On March 13, 1926, Maybelle married Ezra Carter . They had three daughters, Helen,June and Anita .

She was a member of the original Carter Family , which was formed in 1927 by her brother-in-law A.P.Carter , who was married to her cousin Sara , also a part of the trio. The Carter Family was one of the first commercial rural country music groups. Maybelle, who played autoharp and banjo as well as being the group’s guitarist, created a unique sound for the group with her innovative  ‘scratch’ style of guitar playing, where she used her thumb to play melody on the bass and middle strings, and her index finger to fill out the rhythm. Her innovative technique, to this day known as the Carter Scratch, influenced the guitar’s shift from rhythm to lead instrument. She revolutionized the instrument’s role by developing a style in which she played melody lines on the bass strings with her thumb while rhythmically strumming with her fingers.

She was widely respected and loved by the Grand Ole Opry community of the early 1950s, and was popularly known as “Mother Maybelle” and a matriarchal figure in country music circles although only in her forties at the time. Maybelle and her daughters toured from the 1940s through the 1960s as “Mother Maybelle and the Carter Sisters” but after the death of A. P. Carter in 1960 the group revived the name “The Carter Family”, frequently touring with  Johnny Cash (her son-in-law from 1968 on); the group were regular performers on Cash’s weekly network variety show from 1969–71. Maybelle briefly reunited with former Carter Family member, Sara Carter, during the 1960s folk music craze, with Sara singing lead and Maybelle providing harmony as before.

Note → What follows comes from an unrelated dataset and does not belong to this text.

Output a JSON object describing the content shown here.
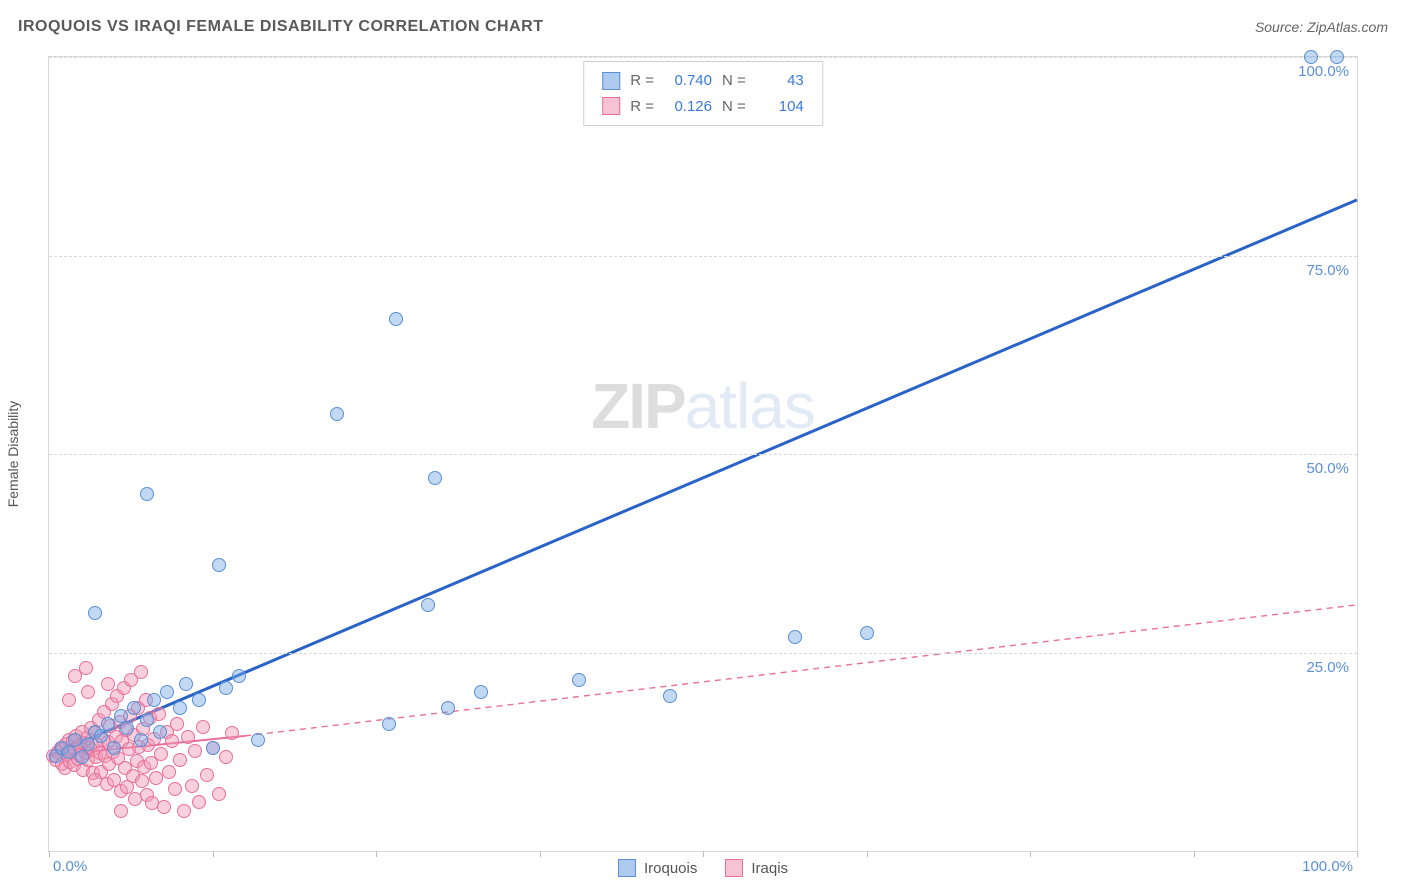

Maybelle Carter made occasional solo recordings during the 1960s and 1970s, usually full-length albums. Her final such work, a two-record set released on Columbia Records, placed on Billboard s best-selling country albums chart in 1973 when she was 64. Maybelle was also featured on The Nitty Gritty Dirt Band ‘s 1972 recording  Will the Circle Be Unbroken.

Maybelle Carter died in 1978 after a few years of poor health, and was interred next to her husband, Ezra, in Hendersonville Memory Gaedens, Hendersonville , Tennessee. All three of their daughters, “The Carter Sisters” –Helen, June and Anita – are buried nearby in the same cemetery.